CEO and partner, Quiet Storm
Since I can remember and long before the decline of the creative agency debate was being had, we’ve worked with brands who have in-house creative. It no doubt leads to a different kind of relationship but certainly not, in my opinion, a decline.
At its best, it leads to more creative collaboration, which can lead to much better work. The agency’s value shifts to a more focused and potentially exciting role. In our experience there becomes more of a need for fresh strategic and creative thinking versus day-to-day business as usual, which, arguably, is better placed and more efficient in-house. This gives creative agencies a greater opportunity to deliver transformational ideas, which is where our real value has always been.
Partner, WDC London
There are definitely lessons to be learnt from the trend towards in-housing. By their nature, in-house teams are closer to the marketers. This can be a double-edged sword, but the best IHAs, such as those we’ve worked with at BBC Creative and Specsavers, use proximity to their advantage.
It’s telling that although these teams have their own identities, they still very much regard their "clients" as colleagues. They spend time with them and seek to understand their needs. As a consequence, they get when something just has to be done, so they don’t push back at the wrong moments. But they’re also better equipped to challenge when it’s right to do so.
So if I were running a creative agency today, I’d be fixated on one question: how can we get closer to our clients?
International CEO, VCCP
No, I do not believe this signals a declining role for creative agencies.

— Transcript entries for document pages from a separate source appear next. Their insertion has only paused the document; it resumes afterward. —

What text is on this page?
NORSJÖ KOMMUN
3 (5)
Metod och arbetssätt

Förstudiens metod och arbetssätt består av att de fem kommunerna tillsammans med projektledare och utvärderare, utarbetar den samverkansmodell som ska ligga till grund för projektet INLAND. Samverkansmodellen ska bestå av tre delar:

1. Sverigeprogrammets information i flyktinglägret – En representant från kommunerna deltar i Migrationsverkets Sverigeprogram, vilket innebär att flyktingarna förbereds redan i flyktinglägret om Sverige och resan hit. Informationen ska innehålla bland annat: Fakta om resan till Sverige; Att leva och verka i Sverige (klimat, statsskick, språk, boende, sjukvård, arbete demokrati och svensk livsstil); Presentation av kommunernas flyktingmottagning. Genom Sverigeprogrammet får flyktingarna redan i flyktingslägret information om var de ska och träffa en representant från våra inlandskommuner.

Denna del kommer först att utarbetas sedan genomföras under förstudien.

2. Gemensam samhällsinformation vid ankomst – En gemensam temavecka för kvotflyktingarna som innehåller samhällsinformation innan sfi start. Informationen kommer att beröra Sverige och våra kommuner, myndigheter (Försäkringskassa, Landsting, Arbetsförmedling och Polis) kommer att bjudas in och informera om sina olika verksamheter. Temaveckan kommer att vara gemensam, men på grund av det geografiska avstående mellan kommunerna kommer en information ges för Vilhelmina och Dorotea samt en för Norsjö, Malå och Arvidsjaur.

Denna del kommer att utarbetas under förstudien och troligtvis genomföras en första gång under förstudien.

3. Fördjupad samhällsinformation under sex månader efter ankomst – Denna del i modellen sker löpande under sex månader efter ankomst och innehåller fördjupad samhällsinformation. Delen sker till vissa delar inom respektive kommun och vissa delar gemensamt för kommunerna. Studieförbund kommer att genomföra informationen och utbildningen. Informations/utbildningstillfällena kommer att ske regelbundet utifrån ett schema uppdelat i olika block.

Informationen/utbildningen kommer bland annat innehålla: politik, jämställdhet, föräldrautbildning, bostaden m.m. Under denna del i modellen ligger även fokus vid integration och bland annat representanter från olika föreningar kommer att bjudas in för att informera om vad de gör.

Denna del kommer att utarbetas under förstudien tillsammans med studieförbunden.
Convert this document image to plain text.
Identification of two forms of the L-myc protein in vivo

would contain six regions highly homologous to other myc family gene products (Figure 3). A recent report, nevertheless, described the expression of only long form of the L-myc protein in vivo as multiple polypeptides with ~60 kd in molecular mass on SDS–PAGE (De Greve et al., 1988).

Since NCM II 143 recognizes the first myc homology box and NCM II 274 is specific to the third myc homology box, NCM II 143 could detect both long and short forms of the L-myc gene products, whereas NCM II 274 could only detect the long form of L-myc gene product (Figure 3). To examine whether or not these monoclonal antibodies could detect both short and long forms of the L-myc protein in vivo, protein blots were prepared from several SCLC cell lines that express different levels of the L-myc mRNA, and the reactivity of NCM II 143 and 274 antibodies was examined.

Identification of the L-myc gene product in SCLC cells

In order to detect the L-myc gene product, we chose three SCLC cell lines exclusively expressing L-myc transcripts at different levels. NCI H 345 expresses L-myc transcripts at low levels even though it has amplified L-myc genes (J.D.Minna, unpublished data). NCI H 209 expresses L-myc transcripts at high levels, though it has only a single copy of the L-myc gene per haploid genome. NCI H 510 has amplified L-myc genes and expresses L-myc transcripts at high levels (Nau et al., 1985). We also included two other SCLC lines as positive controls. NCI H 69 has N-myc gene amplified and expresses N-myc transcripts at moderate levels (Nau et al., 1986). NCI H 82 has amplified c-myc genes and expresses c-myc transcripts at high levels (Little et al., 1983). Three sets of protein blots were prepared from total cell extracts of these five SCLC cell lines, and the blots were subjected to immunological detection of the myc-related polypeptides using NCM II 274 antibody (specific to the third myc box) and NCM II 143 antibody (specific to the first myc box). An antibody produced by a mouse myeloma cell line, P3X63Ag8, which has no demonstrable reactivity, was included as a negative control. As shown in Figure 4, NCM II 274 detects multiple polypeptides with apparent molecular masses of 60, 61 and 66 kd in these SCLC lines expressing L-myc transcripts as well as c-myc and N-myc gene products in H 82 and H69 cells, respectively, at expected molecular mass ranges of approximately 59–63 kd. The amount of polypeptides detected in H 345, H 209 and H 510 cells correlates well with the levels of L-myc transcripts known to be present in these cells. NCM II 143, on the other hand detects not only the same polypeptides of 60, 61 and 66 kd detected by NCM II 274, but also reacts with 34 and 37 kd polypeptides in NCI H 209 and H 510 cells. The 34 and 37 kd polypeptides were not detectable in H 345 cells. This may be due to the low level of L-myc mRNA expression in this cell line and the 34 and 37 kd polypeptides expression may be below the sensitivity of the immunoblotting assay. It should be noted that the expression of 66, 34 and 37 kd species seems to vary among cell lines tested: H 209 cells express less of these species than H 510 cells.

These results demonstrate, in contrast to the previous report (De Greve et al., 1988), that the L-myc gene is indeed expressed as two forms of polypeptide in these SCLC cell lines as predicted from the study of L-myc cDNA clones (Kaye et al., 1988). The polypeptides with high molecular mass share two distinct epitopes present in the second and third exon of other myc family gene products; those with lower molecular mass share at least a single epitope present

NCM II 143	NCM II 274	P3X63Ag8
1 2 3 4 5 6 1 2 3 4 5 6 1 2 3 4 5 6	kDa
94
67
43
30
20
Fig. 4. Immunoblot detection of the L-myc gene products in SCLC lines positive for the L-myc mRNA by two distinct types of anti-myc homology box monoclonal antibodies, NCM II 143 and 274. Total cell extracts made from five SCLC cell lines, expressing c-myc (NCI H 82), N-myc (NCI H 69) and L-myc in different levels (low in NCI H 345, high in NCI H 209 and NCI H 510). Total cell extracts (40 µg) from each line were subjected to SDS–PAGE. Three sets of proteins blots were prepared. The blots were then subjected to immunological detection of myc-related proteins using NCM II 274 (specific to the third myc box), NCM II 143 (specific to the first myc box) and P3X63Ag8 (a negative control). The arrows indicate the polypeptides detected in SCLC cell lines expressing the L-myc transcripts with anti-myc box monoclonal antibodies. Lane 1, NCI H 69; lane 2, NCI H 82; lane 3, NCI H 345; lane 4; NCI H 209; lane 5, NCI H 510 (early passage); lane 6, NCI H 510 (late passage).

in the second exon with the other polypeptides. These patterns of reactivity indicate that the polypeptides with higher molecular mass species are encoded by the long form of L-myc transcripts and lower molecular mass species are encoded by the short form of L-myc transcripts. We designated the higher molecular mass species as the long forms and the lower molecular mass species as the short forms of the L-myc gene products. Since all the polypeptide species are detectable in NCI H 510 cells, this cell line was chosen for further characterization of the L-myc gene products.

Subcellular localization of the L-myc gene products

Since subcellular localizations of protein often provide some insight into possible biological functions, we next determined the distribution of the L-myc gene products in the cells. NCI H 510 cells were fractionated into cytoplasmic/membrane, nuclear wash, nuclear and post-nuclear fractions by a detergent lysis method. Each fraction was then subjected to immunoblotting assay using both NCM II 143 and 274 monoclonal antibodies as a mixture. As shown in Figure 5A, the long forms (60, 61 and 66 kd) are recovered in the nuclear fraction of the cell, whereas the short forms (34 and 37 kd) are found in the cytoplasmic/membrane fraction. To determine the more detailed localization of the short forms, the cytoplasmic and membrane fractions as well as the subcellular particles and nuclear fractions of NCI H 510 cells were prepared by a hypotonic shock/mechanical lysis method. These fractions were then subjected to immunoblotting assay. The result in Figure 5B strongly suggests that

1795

It isn't a question of either/or, between creative agencies and in-housing, but both. We collaborate with in-house agencies on most of our accounts. More often than not you would struggle to know who works where, given how much they work as one team.
A business thrives on the very best strategic thinking and creative excellence. But this will never exist entirely within one organisation. And an in-house model can often be a more cost-effective solution.
However, business beware when removing the objectivity and constructive competition the best creative talent faces every day in an agency.
As Sir Paul McCartney himself said of his creative partnership with John Lennon, “It was a great time, y'know... And then I went on to do The Frog Song."
Chief executive, The Liberty Guild
M&S Food going "in-house" is just the way the world is going. Agencies must be feeling increasingly marginalised. Creatives however, should not.
Brands will always need brilliant creative and strategy. That drives sales. And M&S needs sales. But the way clients buy that is changing. Agency hourly rates just aren’t competitive any more. For most of the work it makes more sense for clients to look elsewhere. And "in-house" is a brilliant way for clients to deliver 80% of that work. It scores off the scale in eight out of 10 measures.
But sometimes, no matter how amazing the client is, it’s hard to get "A-list" creatives and strategists to go to work for a single brand – variety being the spice of life, and all that. But if you can find a way to inject world class talent into your in-house set-up, then you’re onto a winner.
Founder and chief executive, The Great Pitch Company
It would be a great shame if our industry simply sees the rise of in-house agencies as a threat to creative agencies.
Those agencies that see the shift, and embrace it, will be the ones that succeed. There will always be a requirement for agencies that can bring an alternative perspective. But the industry should work collaboratively rather than competitively with this new phenomena.
Much of the industry, wrongly in my view, saw procurement as the enemy. The smart agencies that worked collaboratively profited. Similarly, those agencies that embrace the in-house revolution will be the ones that succeed.